NEW HAVEN, CONN.: The Yale Indigenous Performing Arts Program (YIPAP) has named Madeline Sayet their new executive director, effective immediately.
YIPAP was created in 2015 to promote Native voices at Yale, and has brought together Native students, actors, directors, and designers to share Native stories onstage. Nagle and Sayet first came to Yale in the spring of 2015 when they presented Nagle’s play Sliver of a Full Moon, about the Violence Against Women Act, at the Yale Law School.
“I am confident that under Madeline’s leadership, YIPAP will continue to serve Indian country and combat our erasure in the American theatre at large,” said former executive director Mary Kathryn Nagle in a statement. “I look forward to witnessing the profound impact her leadership will have not only for our students at Yale, but on the American theatre as a whole.”

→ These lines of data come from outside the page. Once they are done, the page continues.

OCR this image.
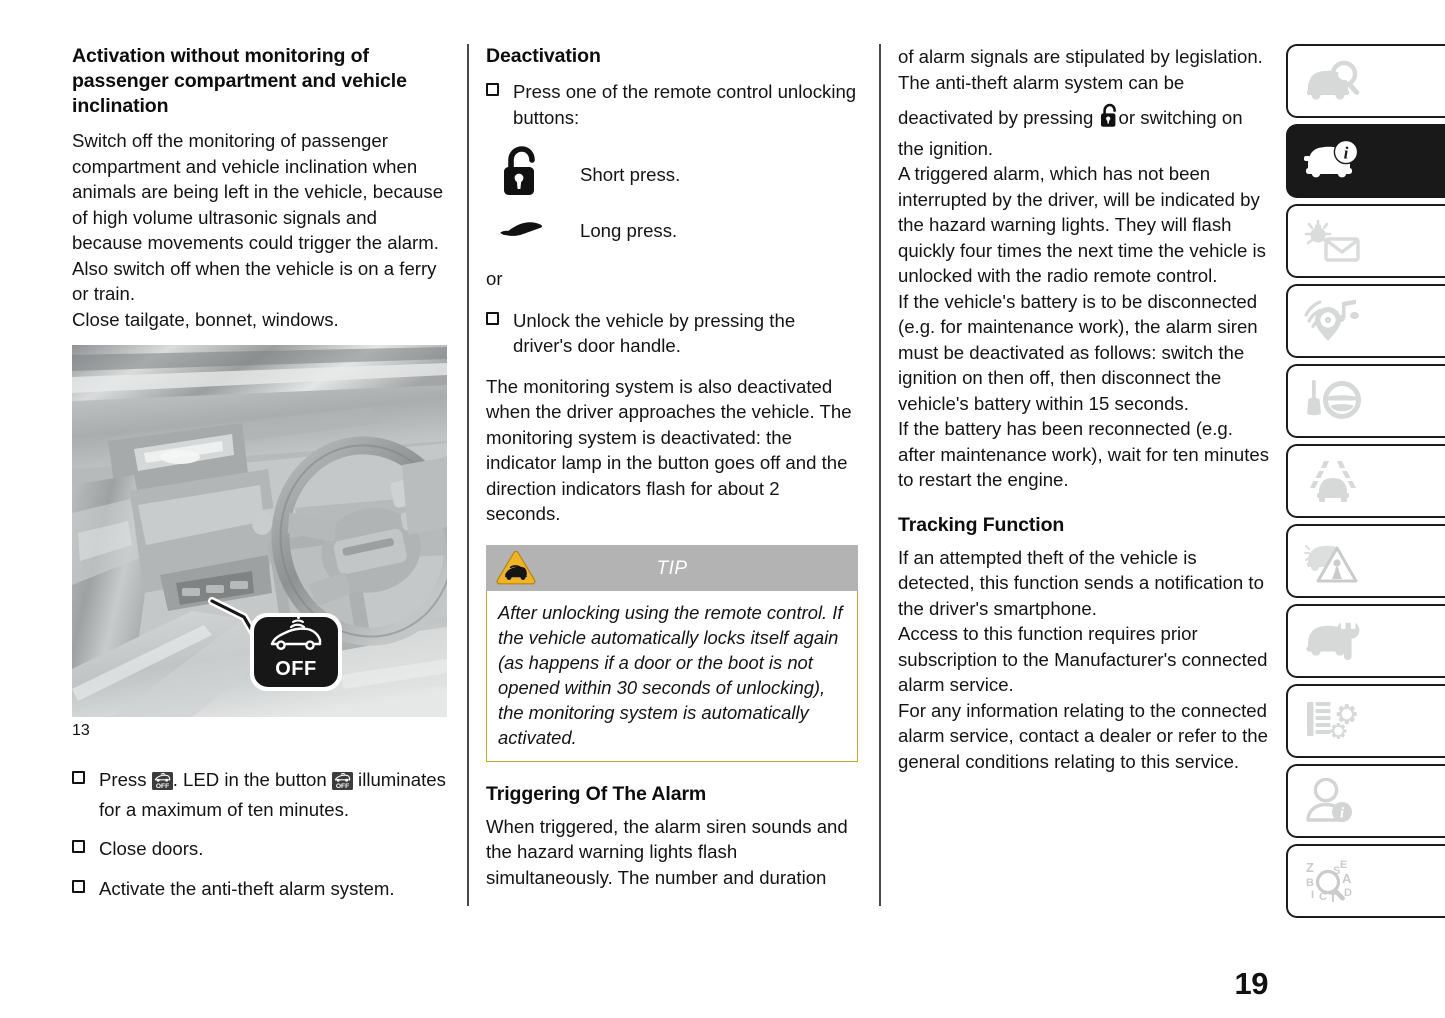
Activation without monitoring of passenger compartment and vehicle inclination

Switch off the monitoring of passenger compartment and vehicle inclination when animals are being left in the vehicle, because of high volume ultrasonic signals and because movements could trigger the alarm. Also switch off when the vehicle is on a ferry or train.

Close tailgate, bonnet, windows.

OFF
13
Press OFF . LED in the button OFF illuminates for a maximum of ten minutes.
Close doors.
Activate the anti-theft alarm system.
Deactivation
Press one of the remote control unlocking buttons:
Short press.
Long press.

or

Unlock the vehicle by pressing the driver's door handle.

The monitoring system is also deactivated when the driver approaches the vehicle. The monitoring system is deactivated: the indicator lamp in the button goes off and the direction indicators flash for about 2 seconds.

TIP
After unlocking using the remote control. If the vehicle automatically locks itself again (as happens if a door or the boot is not opened within 30 seconds of unlocking), the monitoring system is automatically activated.
Triggering Of The Alarm

When triggered, the alarm siren sounds and the hazard warning lights flash simultaneously. The number and duration

of alarm signals are stipulated by legislation.

The anti-theft alarm system can be

deactivated by pressing or switching on the ignition.

A triggered alarm, which has not been interrupted by the driver, will be indicated by the hazard warning lights. They will flash quickly four times the next time the vehicle is unlocked with the radio remote control.

If the vehicle's battery is to be disconnected (e.g. for maintenance work), the alarm siren must be deactivated as follows: switch the ignition on then off, then disconnect the vehicle's battery within 15 seconds.

If the battery has been reconnected (e.g. after maintenance work), wait for ten minutes to restart the engine.

Tracking Function

If an attempted theft of the vehicle is detected, this function sends a notification to the driver's smartphone.

Access to this function requires prior subscription to the Manufacturer's connected alarm service.

For any information relating to the connected alarm service, contact a dealer or refer to the general conditions relating to this service.

i
i
Z
B
I C T
E
A
D
S
19
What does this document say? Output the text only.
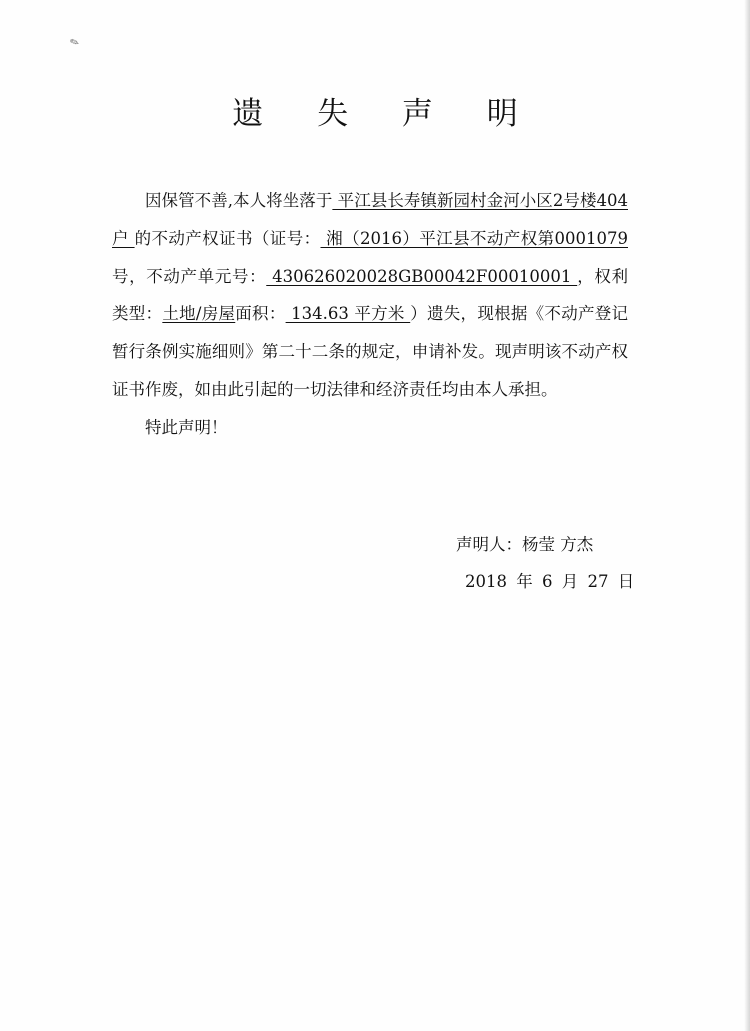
✎
遗 失 声 明

因保管不善,本人将坐落于 平江县长寿镇新园村金河小区2号楼404户 的不动产权证书（证号： 湘（2016）平江县不动产权第0001079号，不动产单元号： 430626020028GB00042F00010001 ，权利类型：土地/房屋面积： 134.63 平方米 ）遗失，现根据《不动产登记暂行条例实施细则》第二十二条的规定，申请补发。现声明该不动产权证书作废，如由此引起的一切法律和经济责任均由本人承担。

特此声明！

声明人：杨莹 方杰
2018 年 6 月 27 日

Sayet, a member of the Mohegan nation, is a director who has been honored as an O’Neill Theater Center National Directing Fellow, a Drama League Director in Residence, and a MIT Media Lab Director’s Fellow, among others. She performed her solo piece Where We Belong at Shakespeare’s Globe and RichMix in London this summer, and she has directed for South Dakota Shakespeare Festival, Connecticut Repertory Theatre, and HERE Arts Center, among others. Sayet holds a BFA in drama from New York University Tisch School of Arts, a M.A. in Arts Politics and Post-Colonial Study from NYU Gallatin School of Individualized Study, and a M.A. in Shakespeare and Creativity from the Shakespeare Institute, University of Birmingham. Sayet wrote the cover story for this magazine’s first issue dedicated to Native American theatre.
“YIPAP offers an incredible resource to both students and the American theatre at large by offering space for Native theatre to be developed and grow at Yale,” Sayet said in a statement. “I am incredibly humbled to carry forward the good traditions YIPAP has already established, and imagine how we can continue to deepen and grow our support for the development of Native theatre going forward to ensure Native voices are heard on all stages.”